Ничто не заполняет душевную пустоту лучше, чем работа. Дома я сел за роман. Текст пошёл, и я засиделся допоздна.
На следующий день с самого утра, накормив маму завтраком и сменив ей бельё, я уже снова сидел за романом. День прошёл в работе над рукописью с перерывами на обед и на мамины процедуры. На улицу я даже не выходил.
Вечером мама попросила меня посидеть с ней. Мы говорили о жизни, о моём детстве, о дедушке с бабушкой, уже давно ушедших из жизни. Воспоминания преображали мамино лицо - оно становилось живым, и из-под бледно-серого тяжёлого налёта пробивался неяркий румянец.

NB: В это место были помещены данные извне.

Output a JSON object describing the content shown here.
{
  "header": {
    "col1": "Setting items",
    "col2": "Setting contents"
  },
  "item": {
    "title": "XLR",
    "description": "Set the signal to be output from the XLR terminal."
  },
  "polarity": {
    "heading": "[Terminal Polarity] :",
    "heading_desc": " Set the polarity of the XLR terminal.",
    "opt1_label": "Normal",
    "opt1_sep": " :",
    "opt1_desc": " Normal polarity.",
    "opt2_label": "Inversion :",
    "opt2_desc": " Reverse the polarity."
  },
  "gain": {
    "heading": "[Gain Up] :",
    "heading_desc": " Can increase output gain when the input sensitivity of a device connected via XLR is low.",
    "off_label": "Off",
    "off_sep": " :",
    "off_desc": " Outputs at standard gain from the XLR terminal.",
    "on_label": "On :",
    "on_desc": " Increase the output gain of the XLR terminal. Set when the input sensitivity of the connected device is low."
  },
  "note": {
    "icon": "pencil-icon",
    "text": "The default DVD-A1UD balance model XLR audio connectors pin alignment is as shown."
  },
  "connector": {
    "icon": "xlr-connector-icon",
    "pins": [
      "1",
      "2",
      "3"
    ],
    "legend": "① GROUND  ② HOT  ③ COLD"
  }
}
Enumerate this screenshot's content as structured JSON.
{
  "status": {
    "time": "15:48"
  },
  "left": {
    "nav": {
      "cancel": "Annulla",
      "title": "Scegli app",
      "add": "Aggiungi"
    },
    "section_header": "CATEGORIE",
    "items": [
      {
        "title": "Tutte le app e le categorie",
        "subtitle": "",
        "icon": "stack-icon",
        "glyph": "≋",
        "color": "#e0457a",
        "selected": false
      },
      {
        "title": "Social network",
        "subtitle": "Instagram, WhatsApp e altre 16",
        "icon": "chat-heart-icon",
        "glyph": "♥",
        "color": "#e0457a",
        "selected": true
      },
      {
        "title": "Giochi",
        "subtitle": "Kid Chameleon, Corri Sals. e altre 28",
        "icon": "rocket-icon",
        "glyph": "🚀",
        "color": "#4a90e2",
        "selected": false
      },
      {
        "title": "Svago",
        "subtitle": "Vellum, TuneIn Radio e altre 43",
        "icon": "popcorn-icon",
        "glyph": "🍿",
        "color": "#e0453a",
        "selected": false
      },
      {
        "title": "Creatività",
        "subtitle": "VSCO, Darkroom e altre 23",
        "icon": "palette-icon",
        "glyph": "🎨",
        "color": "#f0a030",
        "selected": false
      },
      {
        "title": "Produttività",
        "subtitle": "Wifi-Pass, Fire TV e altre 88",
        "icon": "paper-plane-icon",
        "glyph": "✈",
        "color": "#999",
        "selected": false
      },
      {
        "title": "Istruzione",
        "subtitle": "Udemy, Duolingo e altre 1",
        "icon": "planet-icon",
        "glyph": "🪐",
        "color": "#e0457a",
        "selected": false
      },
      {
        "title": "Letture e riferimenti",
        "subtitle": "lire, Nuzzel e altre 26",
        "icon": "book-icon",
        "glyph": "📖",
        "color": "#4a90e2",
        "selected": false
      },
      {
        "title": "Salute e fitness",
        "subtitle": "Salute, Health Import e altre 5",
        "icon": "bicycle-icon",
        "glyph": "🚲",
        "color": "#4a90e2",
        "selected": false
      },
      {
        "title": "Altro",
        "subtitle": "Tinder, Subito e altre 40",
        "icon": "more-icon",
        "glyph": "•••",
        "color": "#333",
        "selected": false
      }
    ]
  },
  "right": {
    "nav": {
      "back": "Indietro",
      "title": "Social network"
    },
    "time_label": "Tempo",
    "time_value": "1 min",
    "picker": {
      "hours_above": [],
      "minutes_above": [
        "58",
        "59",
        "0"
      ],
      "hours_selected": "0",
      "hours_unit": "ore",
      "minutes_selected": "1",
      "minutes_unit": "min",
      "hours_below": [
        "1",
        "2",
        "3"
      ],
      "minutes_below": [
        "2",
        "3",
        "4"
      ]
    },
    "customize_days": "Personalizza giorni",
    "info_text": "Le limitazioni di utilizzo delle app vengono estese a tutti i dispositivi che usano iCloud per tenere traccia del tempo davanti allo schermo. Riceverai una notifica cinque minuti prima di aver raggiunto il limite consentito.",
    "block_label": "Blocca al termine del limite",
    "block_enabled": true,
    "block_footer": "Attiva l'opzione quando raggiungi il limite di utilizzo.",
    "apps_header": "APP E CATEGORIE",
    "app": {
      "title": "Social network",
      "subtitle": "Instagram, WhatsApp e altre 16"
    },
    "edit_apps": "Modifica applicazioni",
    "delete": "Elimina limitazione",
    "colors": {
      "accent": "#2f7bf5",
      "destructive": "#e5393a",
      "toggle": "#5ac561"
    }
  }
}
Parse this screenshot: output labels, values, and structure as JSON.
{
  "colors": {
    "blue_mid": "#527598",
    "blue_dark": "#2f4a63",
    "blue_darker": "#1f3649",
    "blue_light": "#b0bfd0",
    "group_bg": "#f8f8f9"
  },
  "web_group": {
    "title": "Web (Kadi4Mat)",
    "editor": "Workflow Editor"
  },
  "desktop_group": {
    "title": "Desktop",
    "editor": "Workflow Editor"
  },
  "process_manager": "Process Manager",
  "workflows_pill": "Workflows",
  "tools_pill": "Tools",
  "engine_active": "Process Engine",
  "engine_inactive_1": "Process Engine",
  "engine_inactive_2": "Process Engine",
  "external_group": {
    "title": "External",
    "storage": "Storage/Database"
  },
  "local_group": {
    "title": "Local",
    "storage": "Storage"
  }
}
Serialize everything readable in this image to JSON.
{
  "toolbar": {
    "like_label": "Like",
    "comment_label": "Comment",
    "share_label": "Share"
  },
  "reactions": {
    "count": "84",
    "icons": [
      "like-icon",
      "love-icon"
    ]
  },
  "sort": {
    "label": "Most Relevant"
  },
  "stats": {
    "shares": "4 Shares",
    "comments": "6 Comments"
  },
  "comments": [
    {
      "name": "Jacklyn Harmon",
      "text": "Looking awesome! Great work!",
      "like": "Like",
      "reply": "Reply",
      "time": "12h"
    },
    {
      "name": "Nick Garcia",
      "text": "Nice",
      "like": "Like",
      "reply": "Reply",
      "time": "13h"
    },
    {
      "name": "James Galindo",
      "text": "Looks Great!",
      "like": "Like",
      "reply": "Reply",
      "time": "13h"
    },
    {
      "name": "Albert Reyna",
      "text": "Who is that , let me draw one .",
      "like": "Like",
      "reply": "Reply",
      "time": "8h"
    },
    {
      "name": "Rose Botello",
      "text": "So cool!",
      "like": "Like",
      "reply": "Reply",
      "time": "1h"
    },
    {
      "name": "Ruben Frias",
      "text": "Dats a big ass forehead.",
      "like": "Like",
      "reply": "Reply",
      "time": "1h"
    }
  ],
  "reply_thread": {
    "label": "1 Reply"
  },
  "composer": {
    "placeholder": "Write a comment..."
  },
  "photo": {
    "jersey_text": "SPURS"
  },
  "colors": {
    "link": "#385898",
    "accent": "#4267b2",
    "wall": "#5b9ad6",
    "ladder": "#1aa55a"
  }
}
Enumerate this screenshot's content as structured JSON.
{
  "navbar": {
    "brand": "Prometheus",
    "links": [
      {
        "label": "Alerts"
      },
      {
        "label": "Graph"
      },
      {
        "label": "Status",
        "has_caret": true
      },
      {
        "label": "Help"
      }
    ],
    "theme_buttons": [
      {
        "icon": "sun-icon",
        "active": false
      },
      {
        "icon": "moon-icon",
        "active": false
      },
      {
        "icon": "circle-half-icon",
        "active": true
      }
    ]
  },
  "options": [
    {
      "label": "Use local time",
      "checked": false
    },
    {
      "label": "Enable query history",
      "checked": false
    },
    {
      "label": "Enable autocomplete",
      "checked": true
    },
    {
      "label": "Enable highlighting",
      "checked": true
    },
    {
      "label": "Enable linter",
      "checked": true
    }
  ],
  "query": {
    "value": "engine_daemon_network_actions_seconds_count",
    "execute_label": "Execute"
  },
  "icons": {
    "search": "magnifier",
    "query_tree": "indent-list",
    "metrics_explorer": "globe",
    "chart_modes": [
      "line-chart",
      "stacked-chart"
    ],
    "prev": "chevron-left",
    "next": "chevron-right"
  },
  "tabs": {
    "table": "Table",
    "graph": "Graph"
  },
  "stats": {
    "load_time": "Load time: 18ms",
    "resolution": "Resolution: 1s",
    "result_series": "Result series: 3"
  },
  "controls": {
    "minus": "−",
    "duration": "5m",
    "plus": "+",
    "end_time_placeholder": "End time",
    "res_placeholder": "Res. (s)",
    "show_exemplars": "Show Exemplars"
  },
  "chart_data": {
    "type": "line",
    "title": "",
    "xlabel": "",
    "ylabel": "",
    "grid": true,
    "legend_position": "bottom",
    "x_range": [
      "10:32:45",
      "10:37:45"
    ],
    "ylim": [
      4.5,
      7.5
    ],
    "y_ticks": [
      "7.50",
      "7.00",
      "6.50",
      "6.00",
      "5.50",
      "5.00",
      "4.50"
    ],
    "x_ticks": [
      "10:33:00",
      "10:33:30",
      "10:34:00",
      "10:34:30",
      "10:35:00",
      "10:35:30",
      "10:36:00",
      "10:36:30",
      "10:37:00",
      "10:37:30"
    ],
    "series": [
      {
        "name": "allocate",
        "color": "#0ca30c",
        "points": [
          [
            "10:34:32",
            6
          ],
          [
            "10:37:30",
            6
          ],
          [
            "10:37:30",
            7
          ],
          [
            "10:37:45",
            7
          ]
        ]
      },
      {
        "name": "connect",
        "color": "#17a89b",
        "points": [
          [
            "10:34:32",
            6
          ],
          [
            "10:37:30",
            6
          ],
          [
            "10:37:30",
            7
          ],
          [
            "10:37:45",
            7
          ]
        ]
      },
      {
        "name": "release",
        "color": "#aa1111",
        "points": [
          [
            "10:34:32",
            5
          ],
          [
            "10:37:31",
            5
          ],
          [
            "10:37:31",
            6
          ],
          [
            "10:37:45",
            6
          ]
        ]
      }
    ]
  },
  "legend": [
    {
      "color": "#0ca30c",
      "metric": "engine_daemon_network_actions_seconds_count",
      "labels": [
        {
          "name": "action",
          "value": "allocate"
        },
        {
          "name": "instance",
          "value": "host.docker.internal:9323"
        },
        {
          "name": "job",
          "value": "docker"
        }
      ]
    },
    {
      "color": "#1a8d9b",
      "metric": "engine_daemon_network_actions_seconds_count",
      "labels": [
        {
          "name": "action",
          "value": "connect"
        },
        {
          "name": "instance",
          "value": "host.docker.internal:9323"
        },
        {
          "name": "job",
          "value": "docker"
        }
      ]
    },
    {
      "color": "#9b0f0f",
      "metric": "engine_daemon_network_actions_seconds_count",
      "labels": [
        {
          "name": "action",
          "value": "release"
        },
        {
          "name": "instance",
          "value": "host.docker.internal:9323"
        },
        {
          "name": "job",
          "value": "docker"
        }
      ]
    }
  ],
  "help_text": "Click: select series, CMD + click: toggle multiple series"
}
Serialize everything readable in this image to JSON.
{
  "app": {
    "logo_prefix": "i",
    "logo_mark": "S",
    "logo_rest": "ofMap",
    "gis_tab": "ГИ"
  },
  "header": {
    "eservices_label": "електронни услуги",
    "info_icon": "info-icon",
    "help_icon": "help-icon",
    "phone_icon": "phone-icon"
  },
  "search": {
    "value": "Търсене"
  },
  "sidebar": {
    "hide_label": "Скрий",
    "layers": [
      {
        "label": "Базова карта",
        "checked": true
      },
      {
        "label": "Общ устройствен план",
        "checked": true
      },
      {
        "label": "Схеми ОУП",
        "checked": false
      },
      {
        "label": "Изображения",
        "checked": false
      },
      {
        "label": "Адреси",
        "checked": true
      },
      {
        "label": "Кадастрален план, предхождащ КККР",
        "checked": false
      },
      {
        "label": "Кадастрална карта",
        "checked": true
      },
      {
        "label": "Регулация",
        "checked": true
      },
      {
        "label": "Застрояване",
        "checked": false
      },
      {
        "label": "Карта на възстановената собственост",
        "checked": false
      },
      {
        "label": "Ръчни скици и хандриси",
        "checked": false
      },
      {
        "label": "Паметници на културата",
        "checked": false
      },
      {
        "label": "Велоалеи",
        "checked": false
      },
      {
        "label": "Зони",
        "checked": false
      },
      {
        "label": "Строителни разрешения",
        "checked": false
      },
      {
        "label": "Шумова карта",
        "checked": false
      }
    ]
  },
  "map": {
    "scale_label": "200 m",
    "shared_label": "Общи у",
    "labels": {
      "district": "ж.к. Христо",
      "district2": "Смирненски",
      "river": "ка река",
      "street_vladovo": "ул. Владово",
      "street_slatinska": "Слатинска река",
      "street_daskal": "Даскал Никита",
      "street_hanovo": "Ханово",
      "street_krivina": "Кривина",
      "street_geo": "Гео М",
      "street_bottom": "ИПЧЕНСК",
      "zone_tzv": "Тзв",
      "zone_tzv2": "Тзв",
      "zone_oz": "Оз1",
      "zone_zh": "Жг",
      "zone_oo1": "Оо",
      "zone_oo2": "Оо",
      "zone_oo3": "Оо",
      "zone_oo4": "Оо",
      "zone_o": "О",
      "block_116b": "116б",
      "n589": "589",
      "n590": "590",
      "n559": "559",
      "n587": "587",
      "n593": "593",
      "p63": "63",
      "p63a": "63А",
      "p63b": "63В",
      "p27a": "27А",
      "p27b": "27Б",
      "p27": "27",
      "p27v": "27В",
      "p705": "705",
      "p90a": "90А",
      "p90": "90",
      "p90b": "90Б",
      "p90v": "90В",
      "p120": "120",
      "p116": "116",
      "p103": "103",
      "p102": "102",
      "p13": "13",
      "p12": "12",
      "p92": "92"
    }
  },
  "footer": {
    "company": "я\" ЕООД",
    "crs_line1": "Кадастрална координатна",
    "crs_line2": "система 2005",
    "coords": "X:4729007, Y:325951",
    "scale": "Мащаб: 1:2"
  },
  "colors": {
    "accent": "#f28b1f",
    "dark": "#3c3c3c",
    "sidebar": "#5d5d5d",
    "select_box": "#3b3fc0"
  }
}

Когда мама была здорова, мы почти не разговаривали с ней на такие темы. А в последний год я узнал много интересного, сидя возле маминой кровати, перелистывая фотоальбомы, которые хранились далеко в шкафах и о которых я почти забыл. На фотографиях молодая мама выходила красивой. И бабушка наша - её мама - тоже была красивой.
– У тебя, наверное, было много поклонников?
– поинтересовался я.
– Даже слишком, - попыталась улыбнуться мама.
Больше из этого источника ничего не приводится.